The Food and Drug Administration granted emergency-use authorization last October for Pfizer’s vaccine for children 5 to 11 after a small trial (about 1,500 kids received Covid shots) found it was 90% effective at preventing symptomatic illness. But the vaccine’s efficacy rapidly waned, even more so than in adults, especially as the Omicron variant spread.
A recent study from New York state found that vaccines showed efficacy against hospitalization among 5- to 11-year-olds, though it declined from 100% in mid-December to 48% by the end of January. But because that risk is so low to begin with, the protection against it doesn’t amount to much.
Vaccine efficacy against infection, meanwhile, turned negative during the Omicron surge a month after kids were inoculated (minus 10%) and declined even more after six weeks (minus 41%). This means vaccinated children were significantly more likely to catch Covid than the unvaccinated. How can that be? One possible explanation is that the unvaccinated may have been more likely to have been previously infected, and natural immunity is more protective than vaccines.
But this makes vaccinating children even more senseless. The vast majority have already been infected. The CDC estimates that 58% of children under 18 had infection-induced antibodies as of January, based on commercial laboratory blood samples.

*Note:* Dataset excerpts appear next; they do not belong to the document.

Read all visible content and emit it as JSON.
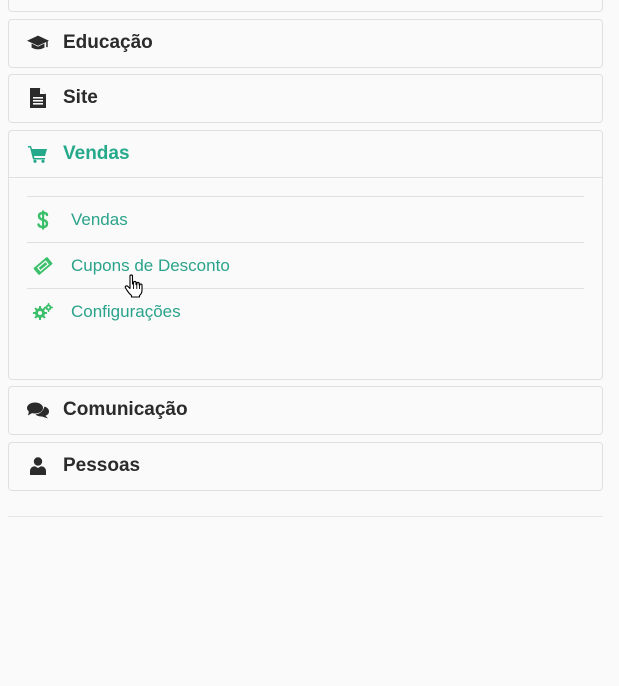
{
  "colors": {
    "accent": "#26a98b",
    "icon_dark": "#2b2b2b",
    "icon_green": "#3bbf6a"
  },
  "menu": {
    "educacao": {
      "label": "Educação",
      "icon": "graduation-cap-icon"
    },
    "site": {
      "label": "Site",
      "icon": "file-text-icon"
    },
    "vendas": {
      "label": "Vendas",
      "icon": "shopping-cart-icon",
      "expanded": true,
      "items": [
        {
          "label": "Vendas",
          "icon": "dollar-icon"
        },
        {
          "label": "Cupons de Desconto",
          "icon": "ticket-icon"
        },
        {
          "label": "Configurações",
          "icon": "gears-icon"
        }
      ]
    },
    "comunicacao": {
      "label": "Comunicação",
      "icon": "comments-icon"
    },
    "pessoas": {
      "label": "Pessoas",
      "icon": "user-icon"
    }
  }
}
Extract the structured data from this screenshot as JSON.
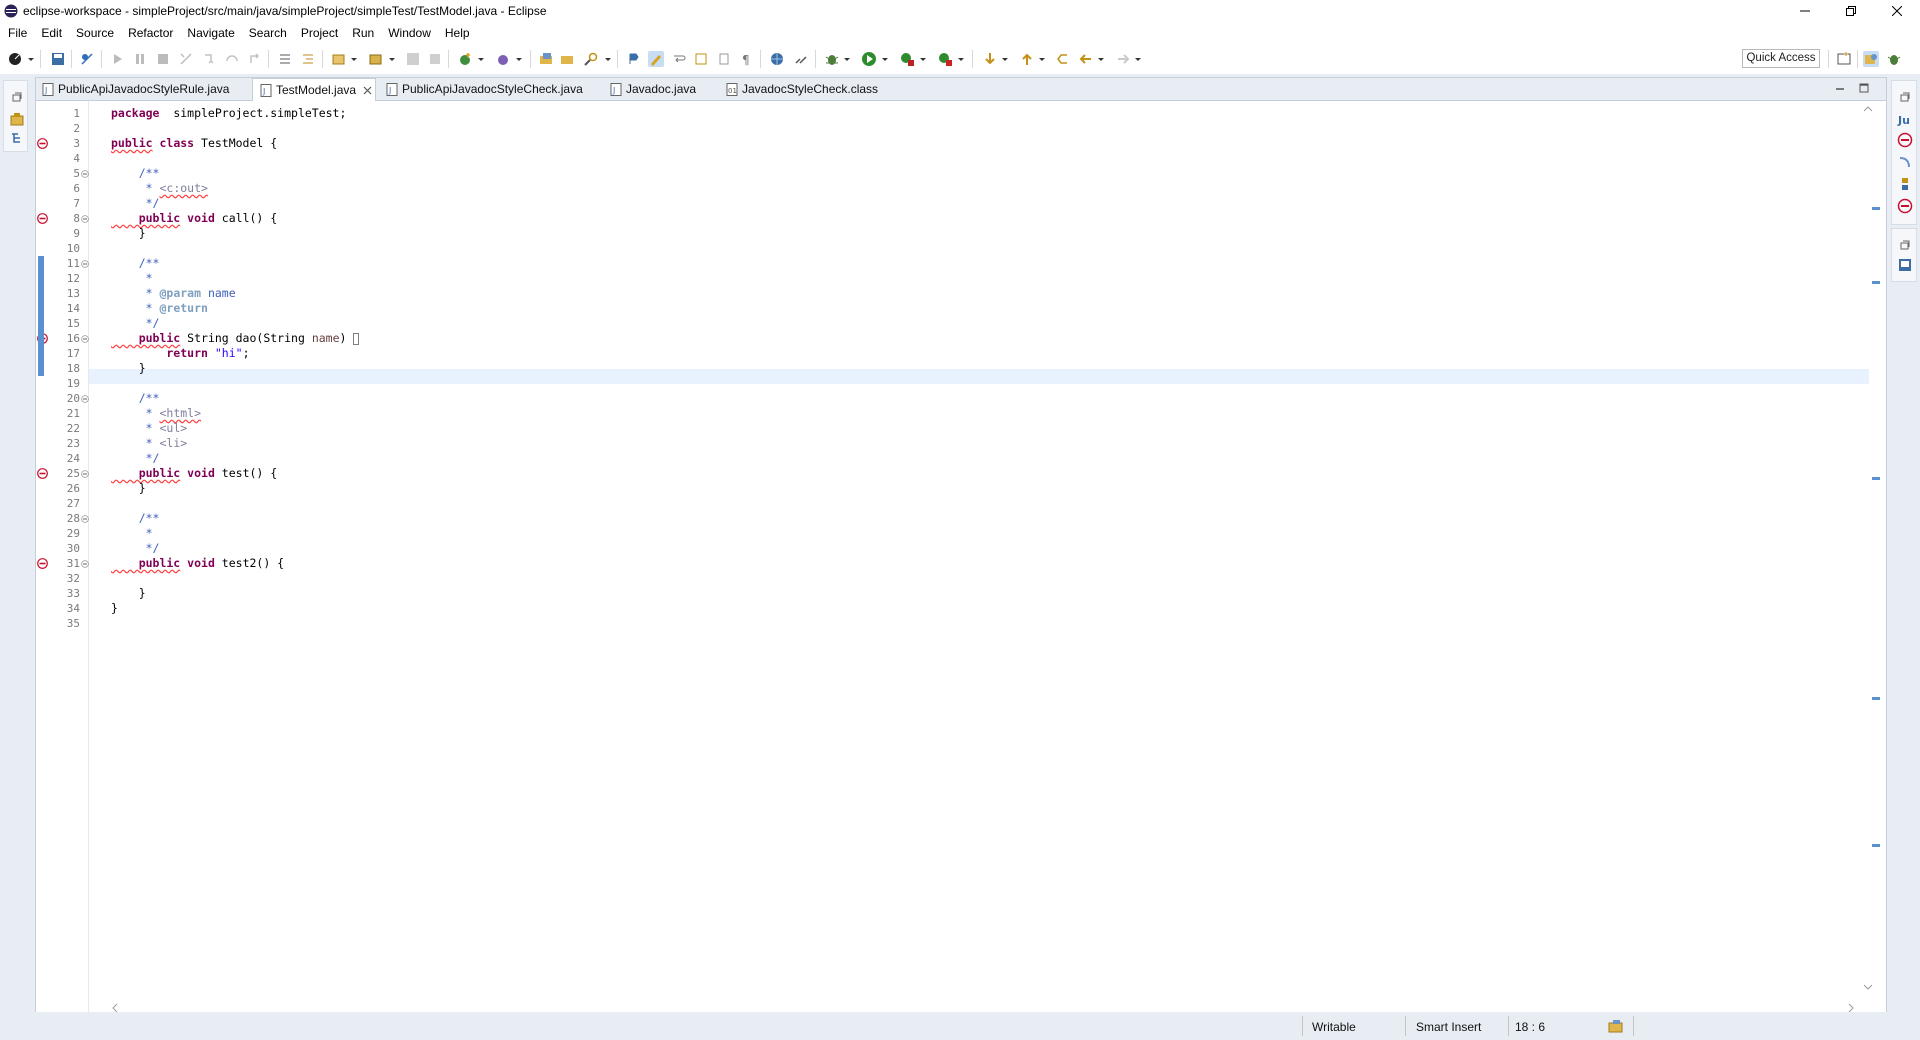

This is almost certainly an underestimate. Antibodies have probably faded in those who were infected earlier in the pandemic, and a study in the Journal of the American Medical Association found 63% of children under 18 who tested positive for the virus on PCR tests didn’t generate antibodies in their blood. Unlike the current crop of vaccines, prior infection stimulates mucosal immunity—including antibodies in the saliva and nasal passages—that can provide a strong barrier to infection.
As for risks, there’s no evidence that Pfizer’s vaccine causes long-term harm to children. But its trial enrolled too few children to discern very rare adverse events, which could exceed the risks from the virus. Some 40% of children 5 to 11 reported systemic reactions after their second shot (e.g., fatigue, headache, fever). About 10% missed school, and 1% needed medical care.
Such literal headaches may be worth enduring for adults, but it’s far from clear they are for children. One nontrivial risk that should concern public-health officials is that side effects from Covid shots could make children and parents wary of other vaccines.
Pfizer CEO Albert Bourla said on CBS’s “Face the Nation” that vaccinating children is the right thing to do, and “this is also what the authorities of all the world believe, with the exception, of course, of Florida.” That isn’t quite true. Germany, Norway and Sweden don’t recommend vaccines for healthy children under 12, and the Danish Pediatric Society has urged its government to follow suit.
The public-health consensus has been wrong time and again during the pandemic. When it comes to vaccinating children, especially the youngest, Dr. Ladapo is right.
Ms. Finley is a member of the Journal’s editorial board.